Pieter musste darüber lachen – leise, um seinen Sohn nicht zu wecken. „Emily lässt sich nichts gefallen. Sie ist ein bodenständiger, direkter Mensch, aber sie ist sehr verständnisvoll. Sie hat mich das, was du getan hast, aus einem anderen Blickwinkel sehen lassen. Ich wette, sie kennt dich besser, als du dich selbst kennst.“

„Ach ja? Ist das so?“

„Sie wird keines deiner üblichen Dramen tolerieren, Sim, aber wenn du dich im Griff hast und ich ihr sage, dass ich dich eingeladen habe, dann wird sie das verstehen.“ Pieter schwieg für einen Moment.

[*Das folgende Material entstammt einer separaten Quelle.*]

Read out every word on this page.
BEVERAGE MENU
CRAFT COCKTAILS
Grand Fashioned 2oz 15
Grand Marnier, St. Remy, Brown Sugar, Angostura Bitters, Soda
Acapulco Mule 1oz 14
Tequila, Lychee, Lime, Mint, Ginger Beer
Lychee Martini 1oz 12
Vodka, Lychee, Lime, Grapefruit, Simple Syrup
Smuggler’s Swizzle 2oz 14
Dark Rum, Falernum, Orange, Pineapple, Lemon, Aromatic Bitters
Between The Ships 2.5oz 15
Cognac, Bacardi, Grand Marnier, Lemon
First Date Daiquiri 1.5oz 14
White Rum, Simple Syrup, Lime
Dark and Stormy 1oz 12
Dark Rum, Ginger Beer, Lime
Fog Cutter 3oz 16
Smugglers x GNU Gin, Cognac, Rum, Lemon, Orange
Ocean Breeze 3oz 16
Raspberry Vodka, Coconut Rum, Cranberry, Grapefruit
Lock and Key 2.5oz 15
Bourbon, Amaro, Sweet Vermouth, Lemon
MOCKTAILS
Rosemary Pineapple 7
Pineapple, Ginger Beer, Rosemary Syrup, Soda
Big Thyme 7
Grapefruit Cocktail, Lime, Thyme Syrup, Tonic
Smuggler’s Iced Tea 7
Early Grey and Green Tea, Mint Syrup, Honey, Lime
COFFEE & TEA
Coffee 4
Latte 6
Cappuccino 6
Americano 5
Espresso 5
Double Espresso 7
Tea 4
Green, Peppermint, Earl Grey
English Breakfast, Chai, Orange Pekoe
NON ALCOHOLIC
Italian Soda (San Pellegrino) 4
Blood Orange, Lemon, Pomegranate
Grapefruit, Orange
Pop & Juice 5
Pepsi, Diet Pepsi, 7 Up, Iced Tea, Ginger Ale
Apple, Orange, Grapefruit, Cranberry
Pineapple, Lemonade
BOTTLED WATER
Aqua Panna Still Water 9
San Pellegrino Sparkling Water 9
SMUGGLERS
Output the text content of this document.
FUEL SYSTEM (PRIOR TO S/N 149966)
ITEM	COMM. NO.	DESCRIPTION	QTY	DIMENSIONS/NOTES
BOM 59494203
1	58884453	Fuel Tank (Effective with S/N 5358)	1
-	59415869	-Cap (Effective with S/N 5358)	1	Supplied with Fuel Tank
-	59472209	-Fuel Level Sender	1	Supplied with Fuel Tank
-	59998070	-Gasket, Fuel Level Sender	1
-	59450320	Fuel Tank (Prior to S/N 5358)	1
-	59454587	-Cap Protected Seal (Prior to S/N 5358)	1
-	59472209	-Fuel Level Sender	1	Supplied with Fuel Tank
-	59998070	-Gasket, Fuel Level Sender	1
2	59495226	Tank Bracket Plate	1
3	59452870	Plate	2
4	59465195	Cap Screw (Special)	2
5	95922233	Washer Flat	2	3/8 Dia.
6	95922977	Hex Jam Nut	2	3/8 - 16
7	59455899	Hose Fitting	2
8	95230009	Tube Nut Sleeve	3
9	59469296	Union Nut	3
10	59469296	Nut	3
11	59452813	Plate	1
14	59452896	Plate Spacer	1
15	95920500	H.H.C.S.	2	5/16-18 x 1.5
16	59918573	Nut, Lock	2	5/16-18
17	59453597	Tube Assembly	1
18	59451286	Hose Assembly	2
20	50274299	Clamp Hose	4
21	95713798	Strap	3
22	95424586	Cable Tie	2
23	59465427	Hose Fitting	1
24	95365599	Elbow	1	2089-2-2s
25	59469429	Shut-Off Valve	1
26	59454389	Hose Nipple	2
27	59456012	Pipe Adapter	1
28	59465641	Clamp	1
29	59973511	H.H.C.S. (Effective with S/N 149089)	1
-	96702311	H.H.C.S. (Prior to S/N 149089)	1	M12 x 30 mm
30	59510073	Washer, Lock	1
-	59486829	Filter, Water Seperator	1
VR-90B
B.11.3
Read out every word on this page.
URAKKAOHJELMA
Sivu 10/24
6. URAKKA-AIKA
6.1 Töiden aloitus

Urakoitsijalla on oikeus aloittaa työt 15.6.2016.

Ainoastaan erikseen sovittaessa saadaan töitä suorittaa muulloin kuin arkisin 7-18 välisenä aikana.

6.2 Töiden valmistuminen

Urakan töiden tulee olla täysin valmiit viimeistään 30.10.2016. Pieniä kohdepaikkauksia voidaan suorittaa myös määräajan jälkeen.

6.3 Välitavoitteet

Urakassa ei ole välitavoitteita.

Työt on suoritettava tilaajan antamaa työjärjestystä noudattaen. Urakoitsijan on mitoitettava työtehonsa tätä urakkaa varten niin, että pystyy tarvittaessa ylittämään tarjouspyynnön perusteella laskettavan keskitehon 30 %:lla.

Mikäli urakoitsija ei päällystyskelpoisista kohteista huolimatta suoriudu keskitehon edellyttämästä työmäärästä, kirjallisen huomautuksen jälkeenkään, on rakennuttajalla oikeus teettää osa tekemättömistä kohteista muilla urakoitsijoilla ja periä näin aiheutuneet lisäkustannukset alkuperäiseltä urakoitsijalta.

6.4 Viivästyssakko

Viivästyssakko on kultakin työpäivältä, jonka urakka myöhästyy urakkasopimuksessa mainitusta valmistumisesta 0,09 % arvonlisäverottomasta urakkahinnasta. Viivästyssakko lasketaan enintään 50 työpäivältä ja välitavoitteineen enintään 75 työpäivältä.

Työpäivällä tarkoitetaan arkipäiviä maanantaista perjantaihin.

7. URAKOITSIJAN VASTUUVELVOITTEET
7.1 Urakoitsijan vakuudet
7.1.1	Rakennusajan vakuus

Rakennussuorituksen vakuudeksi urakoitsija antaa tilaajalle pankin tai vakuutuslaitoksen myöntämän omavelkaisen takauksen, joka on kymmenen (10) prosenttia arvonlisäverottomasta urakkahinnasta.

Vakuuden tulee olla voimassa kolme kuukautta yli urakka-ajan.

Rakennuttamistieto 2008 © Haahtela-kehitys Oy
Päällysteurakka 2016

„Alles geschieht aus einem bestimmten Grund, Sim. Eine Zeit lang habe ich dich gehasst. Aber Emily half mir, die Dinge zu betrachten und zu sehen, dass es nur Zeitverschwendung ist, Groll zu hegen. Was du getan hast, war wirklich scheiße, aber letzten Endes führte es dazu, dass du die Hilfe bekamst, die du brauchtest, oder? Und mir half es zu erkennen, wie die Zukunft aussah, die ich mir fern von der Fashion-Industrie wünschte. Am Ende war es für uns alle das Beste, findest du nicht? Du siehst gut aus, und du arbeitest wieder. Und ich habe meine Arme voll mit Liebe. Alle Sünden sind vergeben. Leb dein Leben und sei glücklich, Sim“, beendete Pieter pragmatisch seine Ansprache.

Simeons andächtiger Blick hing an den blaugrauen Augen seines Freundes. Sie lächelten einander an, in gegenseitigem Verständnis. Simeon fühlte sich demütig. Die Last, die er so lange in seinem Herzen mit sich herumgetragen hatte, wurde ein wenig leichter.

„Ich habe dich wirklich vermisst, Pieter. Das meine ich ernst.“ Pieter nickte zustimmend, sagte aber nichts dazu.

„Dann bist du also endgültig aus dem Model-Business ausgestiegen? Du siehst so fantastisch aus. Dein Haar und deine Haut haben nie besser ausgesehen“, schwärmte er.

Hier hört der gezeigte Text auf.